Thanks to new technology, 2022 has seen a flurry of artificial imagery.
Whether Kermit in Blade Runner, a confused grizzly bear or Walter White as a muppet, the latest tech has a remarkable knack for creating artistic, lifelike images.
The developments are rapid; possibilities unimaginable. With each change, an assortment of new toys emerges, with a procession of rabid consumers ready to take the plunge.
The process is simple. The AI is a text-to-image generator, meaning the user inputs a prompt, and the AI visualizes it. For instance, this image used the prompt: Cat bunny. Simple enough.
With the rise of Midjourney and DALL-E, we have to wonder, how does AI do it? What goes into the technical and creative choices behind each creation? And most importantly, can we try it?
More From Jacob VausThere’s a Digital Tear in My Virtual Beer: Writing a Country Song With AI
Imagine the difference between a sandwich and a pineapple. While the visual distinction may be clear to you, it’s a trickier task for a computer.

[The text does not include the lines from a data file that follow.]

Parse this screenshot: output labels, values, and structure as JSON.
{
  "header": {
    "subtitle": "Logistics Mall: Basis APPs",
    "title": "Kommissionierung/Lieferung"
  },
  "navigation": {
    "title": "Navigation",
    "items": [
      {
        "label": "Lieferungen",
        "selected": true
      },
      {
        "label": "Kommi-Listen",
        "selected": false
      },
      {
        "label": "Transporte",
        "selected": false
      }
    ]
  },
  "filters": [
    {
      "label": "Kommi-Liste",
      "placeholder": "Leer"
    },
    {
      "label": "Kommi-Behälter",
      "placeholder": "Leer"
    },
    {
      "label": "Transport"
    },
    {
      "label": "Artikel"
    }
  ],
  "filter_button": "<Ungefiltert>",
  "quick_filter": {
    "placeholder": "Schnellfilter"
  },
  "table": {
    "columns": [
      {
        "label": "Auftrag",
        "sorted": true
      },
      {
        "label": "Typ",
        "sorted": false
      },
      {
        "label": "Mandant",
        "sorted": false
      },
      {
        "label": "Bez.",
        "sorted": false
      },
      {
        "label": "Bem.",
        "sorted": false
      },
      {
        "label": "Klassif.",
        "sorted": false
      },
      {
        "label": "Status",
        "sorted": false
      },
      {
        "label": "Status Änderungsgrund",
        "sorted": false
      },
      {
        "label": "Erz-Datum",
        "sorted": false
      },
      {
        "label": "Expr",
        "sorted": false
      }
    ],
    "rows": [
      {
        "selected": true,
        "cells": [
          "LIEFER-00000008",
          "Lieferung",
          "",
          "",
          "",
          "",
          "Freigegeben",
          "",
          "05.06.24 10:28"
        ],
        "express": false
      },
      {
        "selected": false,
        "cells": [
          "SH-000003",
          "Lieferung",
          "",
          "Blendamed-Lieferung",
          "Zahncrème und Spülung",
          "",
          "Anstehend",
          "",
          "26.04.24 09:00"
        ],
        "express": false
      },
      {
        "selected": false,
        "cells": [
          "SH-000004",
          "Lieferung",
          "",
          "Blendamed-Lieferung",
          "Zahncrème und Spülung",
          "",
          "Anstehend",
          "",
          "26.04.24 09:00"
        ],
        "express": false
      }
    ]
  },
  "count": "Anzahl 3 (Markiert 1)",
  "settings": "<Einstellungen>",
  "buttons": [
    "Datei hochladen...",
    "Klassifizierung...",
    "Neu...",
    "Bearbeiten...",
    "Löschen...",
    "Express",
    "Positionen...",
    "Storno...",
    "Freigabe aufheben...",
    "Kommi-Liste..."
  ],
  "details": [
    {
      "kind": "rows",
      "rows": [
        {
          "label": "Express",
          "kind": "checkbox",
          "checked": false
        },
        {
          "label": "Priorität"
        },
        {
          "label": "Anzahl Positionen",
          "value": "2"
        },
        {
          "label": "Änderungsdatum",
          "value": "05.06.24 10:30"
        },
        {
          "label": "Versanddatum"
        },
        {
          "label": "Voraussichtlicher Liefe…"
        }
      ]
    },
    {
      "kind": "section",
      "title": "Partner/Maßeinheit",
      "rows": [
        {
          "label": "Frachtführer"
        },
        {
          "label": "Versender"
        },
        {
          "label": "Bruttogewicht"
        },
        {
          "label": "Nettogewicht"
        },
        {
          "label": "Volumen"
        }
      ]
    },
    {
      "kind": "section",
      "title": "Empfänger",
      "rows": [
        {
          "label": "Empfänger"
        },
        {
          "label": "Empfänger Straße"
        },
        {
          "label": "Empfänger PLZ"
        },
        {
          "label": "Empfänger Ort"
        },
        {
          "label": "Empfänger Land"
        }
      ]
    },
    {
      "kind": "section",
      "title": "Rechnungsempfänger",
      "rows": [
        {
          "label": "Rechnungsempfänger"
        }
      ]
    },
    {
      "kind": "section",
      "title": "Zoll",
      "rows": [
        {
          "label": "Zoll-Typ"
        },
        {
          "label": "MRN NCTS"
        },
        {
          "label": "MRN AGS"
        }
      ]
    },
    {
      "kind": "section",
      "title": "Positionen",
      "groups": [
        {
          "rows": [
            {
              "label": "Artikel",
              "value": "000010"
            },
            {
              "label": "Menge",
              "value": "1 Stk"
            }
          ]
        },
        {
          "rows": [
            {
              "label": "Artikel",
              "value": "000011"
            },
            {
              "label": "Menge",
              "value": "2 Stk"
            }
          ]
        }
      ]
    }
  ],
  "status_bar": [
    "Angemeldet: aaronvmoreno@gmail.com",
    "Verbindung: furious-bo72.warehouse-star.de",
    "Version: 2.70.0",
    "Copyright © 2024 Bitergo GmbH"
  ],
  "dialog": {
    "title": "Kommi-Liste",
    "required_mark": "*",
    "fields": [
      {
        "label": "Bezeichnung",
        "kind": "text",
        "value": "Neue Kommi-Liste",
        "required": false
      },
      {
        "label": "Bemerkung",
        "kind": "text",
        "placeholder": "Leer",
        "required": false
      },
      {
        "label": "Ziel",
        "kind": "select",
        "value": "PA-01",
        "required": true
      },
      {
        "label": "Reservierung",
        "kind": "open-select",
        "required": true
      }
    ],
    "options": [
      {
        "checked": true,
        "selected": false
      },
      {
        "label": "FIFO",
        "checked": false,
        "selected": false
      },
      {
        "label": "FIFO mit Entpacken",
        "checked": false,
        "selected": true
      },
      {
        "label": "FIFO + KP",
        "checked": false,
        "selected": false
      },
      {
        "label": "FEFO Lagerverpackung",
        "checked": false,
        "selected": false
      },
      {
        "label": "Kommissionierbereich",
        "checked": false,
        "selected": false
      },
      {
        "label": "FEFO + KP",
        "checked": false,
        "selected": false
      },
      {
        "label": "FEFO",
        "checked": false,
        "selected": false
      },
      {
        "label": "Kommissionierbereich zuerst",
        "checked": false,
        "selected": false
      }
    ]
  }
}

For image-gen, researchers feed machines millions upon millions of images. They annotate the data sets, so the machine has a text reference, and the device is tweaked and calibrated until it can recognize the photos. Thus, it begins to parse pineapples from sandwiches and can start to make its own.
These new tools are mind-boggling. And public. On September 28th, OPEN AI made a staggering announcement: DALLE-2 is open and accessible to all, with subscription options for continued use, of course.
This year alone has seen the rise of DALL-E 2, Midjourney, Craiyon and the often controversial Stable Diffusion. Each develops staggering (often unbelievable) images.
Good news: If you’re looking for a bit of experimentation, these programs have free trials. Once you run out, you’ll have to subscribe to Midjourney or buy into DALL-E’s token system.
Midjourney’s image generator runs through the ever-popular Discord.
For some, this spurs the reaction: How do I use that? For others: It’s that easy?
Once you join the official server, you’ll have to navigate to Midjourney’s newbie server. The space can be overwhelming initially, as a spree of new users generate anything they can.
Luckily, you can, too. From here, the process is as simple as typing, with imagination to boot.
Type “/imagine” in the chat bar and enter your prompt– this cue tells the server you’re looking for an image. For our purposes, let’s try: “Homer Simpson in an arcade.”
“/imagine Homer Simpson in an arcade.”
As soon as you hit enter, Midjourney begins to generate. Unlike other AI generators, you watch Midjourney develop in real-time, likely around 30 seconds.
On the first go, the results can be confusing. Midjourney gives you a grid of images with several commands beneath it.
U means “upscale,” and V means “Variation.” The number corresponds clockwise. The top left is U1, and the bottom right is U4.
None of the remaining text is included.